Organized by DC Vote, which seeks full representation for D.C. in Congress, and Planned Parenthood of Metropolitan Washington, the protesters each spent a few minutes seeking help from "Mayor" Franks in getting potholes repaired, rat infestations exterminated, parking tickets fixed, Washington mass transit fully funded and other matters of local concern dealt with.
- We don't know for sure that the people who keep attacking this abortion clinic in Georgia are "pro-life" terrorists. Yet.
- Things that make you go hmmm:
Mitt Romney's courtship of female voters in his typical campaign speech sounds a bit like a movie's casting call.Poor Mitt. So far, his "Generic Woman Supports Me" stories aren't doing anything to close that pesky gender gap. Or help Mitt raise money off the lady voters.
Woman Whose Husband Took an Upholstery Class. Woman Who Is Going Back To College.

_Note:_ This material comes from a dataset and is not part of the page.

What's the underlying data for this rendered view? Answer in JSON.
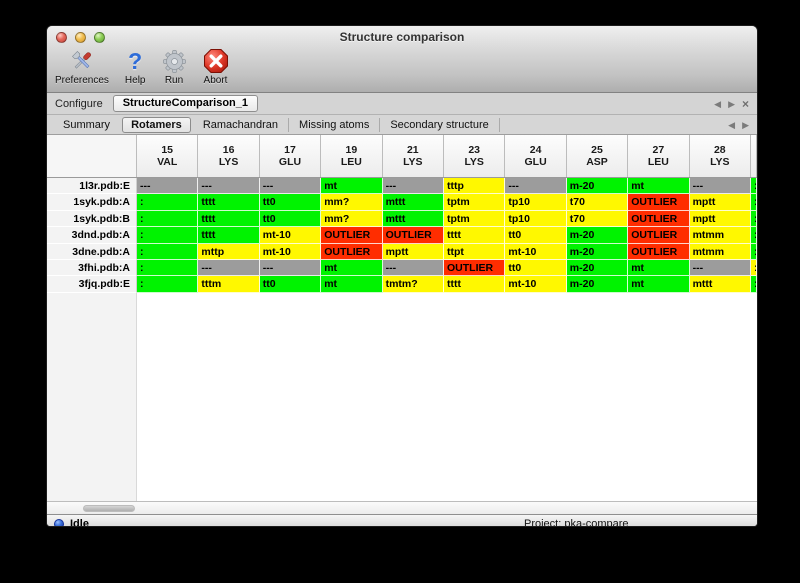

Woman Who Owns Duplexes.
Romney's campaign won't identify these women, making it impossible to check the accuracy of the presumptive Republican presidential nominee's accounts.
Cynthia Dunbar, a former member of the Texas Board of Education who is now a law professor at Liberty University, in her address to the rally made the specious claim that “94% of the quotes of the Founding Fathers contemporaneous to our nation’s founding came either directly or indirectly from the Bible” and maintained that legislators shouldn’t worry about passing the unconstitutional Heartbeat Bill since “Roe v. Wade is not law at all.” “Guess what legislators,” Dunbar said, “you don’t have the freedom to make any laws if they are contrary to what God has said in his Holy Scripture.”
- This interview with Willie Parker, an obstetrician who performs late-term abortions, is a must-read.
- As digby says:
I get a fair amount of criticism for worrying about the "first world" problems of women with their "contraception" obsession and their "choices" when there are people being killed around the world today at Americans' hands, so I found this instructive and illuminating. [...]
But it must be noted that the alleged first world "trivialities" of American women and the second class status of women all over the world are connected in a very basic and fundamental way. And it's a problem that faces more than half the population of the world to one degree or another. I think that's important too.
- Where have all the manly men gone? Blame the feminists for destroying manhood with their evil man-hating feminism, says professional woman-hater Phyllis "Yes, I'm Still Alive" Schlafly.
- In case you missed it, everyone, including Catholics, likes birth control:
- The Catholic bishops, however, refuse to acknowledge that they're the only ones who have a problem with birth control. So they've coordinated a massive lawsuit against the Obama administration to stop implementation of the new birth control insurance mandate. "I'll see you sluts in court!" Jesus did not say.
This week's marching order: Tell your senators to pass the Paycheck Fairness Act.
Now go forth, sluts, and raise hell.